I’ll leave you to work out how to lay them out as I have done below..


Double click on the button and visual studio will switch to the code view where you can add the action needed to make the ball function.

Add the code below to your click event (Varying the textbox and label ID’s for your own of course!)

            SharePoint8Ball spBall = new SharePoint8Ball("8BallAnswers");
            TheAnswer.Text = spBall.AskQuestion(QuestionBox.Text);

That’s the code functionality finished, now we just need to make sure everything is packaged up for deployment to SharePoint.

In the solution explorer, expand the tag marked package and double click on the file package.package to bring up the solution package wizard. Don’t change anything on this page, but click on the advanced tab at the bottom. This will open the additional assemblies dialog. Click Add., then Add assembly from existing project output. Choose Magic8Ball as the source project.


This will ensure that your Magic8Ball.dll is deployed as part of the solution. Click OK.

Browse to the VisualWebPart1 folder and open the .webpart file. Change the title and description properties to something more meaningful.

Now click Build/Deploy Magic8Ball Web Part.

Now browse to your test site and edit the page. Click add a web part. You’ll find your web part under the ‘Custom’ tab.

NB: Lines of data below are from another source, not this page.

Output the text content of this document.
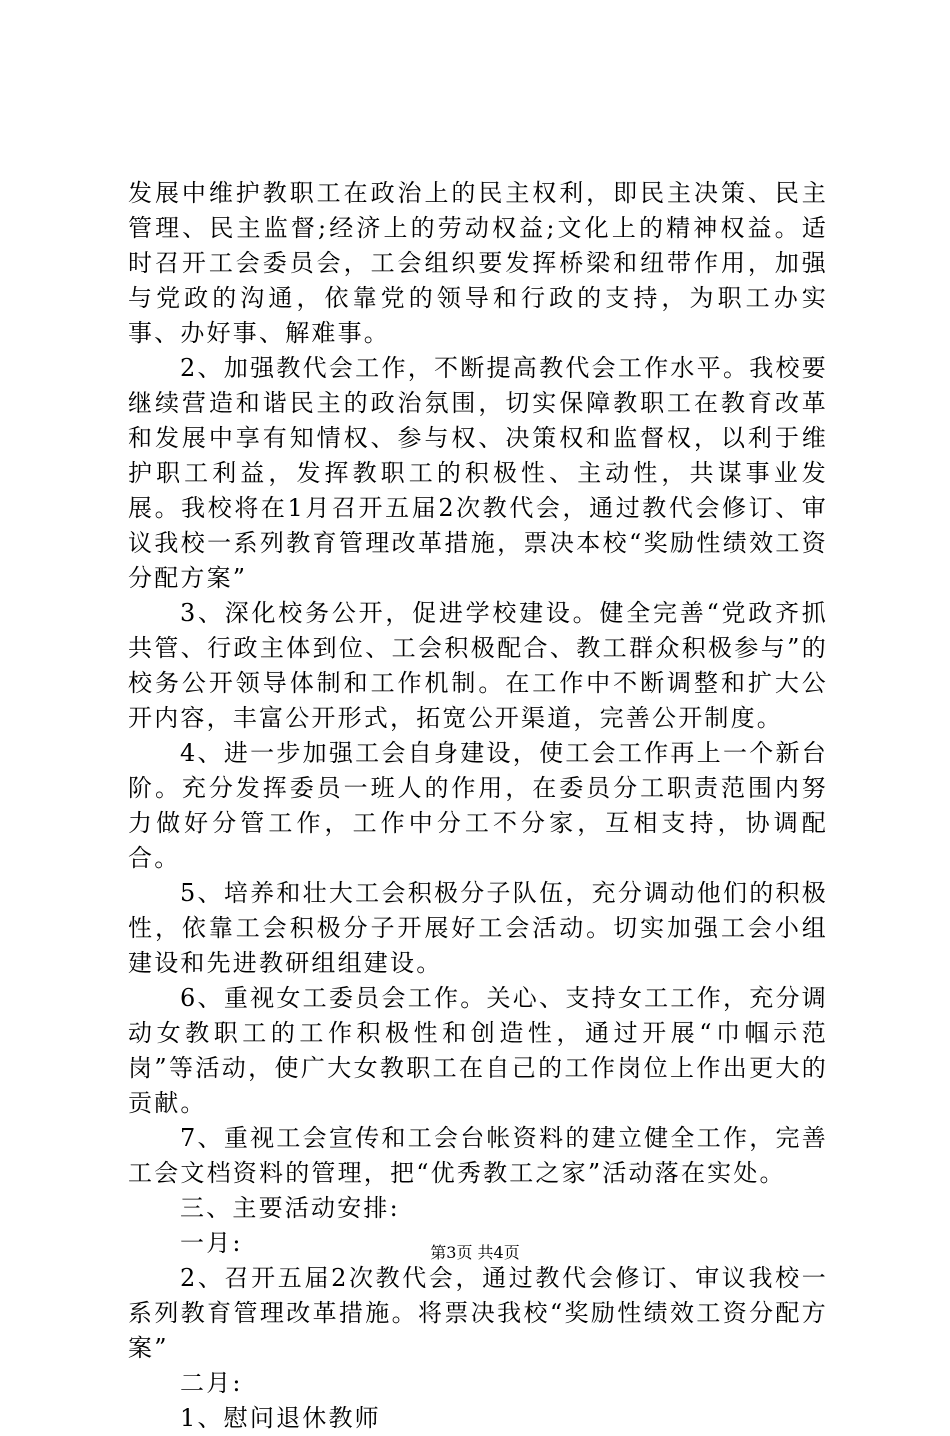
发展中维护教职工在政治上的民主权利，即民主决策、民主管理、民主监督;经济上的劳动权益;文化上的精神权益。适时召开工会委员会，工会组织要发挥桥梁和纽带作用，加强与党政的沟通，依靠党的领导和行政的支持，为职工办实事、办好事、解难事。

2、加强教代会工作，不断提高教代会工作水平。我校要继续营造和谐民主的政治氛围，切实保障教职工在教育改革和发展中享有知情权、参与权、决策权和监督权，以利于维护职工利益，发挥教职工的积极性、主动性，共谋事业发展。我校将在1月召开五届2次教代会，通过教代会修订、审议我校一系列教育管理改革措施，票决本校“奖励性绩效工资分配方案”

3、深化校务公开，促进学校建设。健全完善“党政齐抓共管、行政主体到位、工会积极配合、教工群众积极参与”的校务公开领导体制和工作机制。在工作中不断调整和扩大公开内容，丰富公开形式，拓宽公开渠道，完善公开制度。

4、进一步加强工会自身建设，使工会工作再上一个新台阶。充分发挥委员一班人的作用，在委员分工职责范围内努力做好分管工作，工作中分工不分家，互相支持，协调配合。

5、培养和壮大工会积极分子队伍，充分调动他们的积极性，依靠工会积极分子开展好工会活动。切实加强工会小组建设和先进教研组组建设。

6、重视女工委员会工作。关心、支持女工工作，充分调动女教职工的工作积极性和创造性，通过开展“巾帼示范岗”等活动，使广大女教职工在自己的工作岗位上作出更大的贡献。

7、重视工会宣传和工会台帐资料的建立健全工作，完善工会文档资料的管理，把“优秀教工之家”活动落在实处。

三、主要活动安排:

一月:

2、召开五届2次教代会，通过教代会修订、审议我校一系列教育管理改革措施。将票决我校“奖励性绩效工资分配方案”

二月:

1、慰问退休教师

第3页 共4页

Add to the page, save and enjoy!


PS, I had a slight accident while cleaning up the code, so once I’ve recreated the accidently deleted project I’ll add a link to the code to this post.

PPS, I realised that in my rush to get this post finished during the week, I didn’t actually meet our use case completely. The intention was to give the Administrator the ability to set the list name through the web part properties and use that in the code tor etrieve the items.

I’ll aim to get the deleted code re-written this week and include the properties interaction at the same time.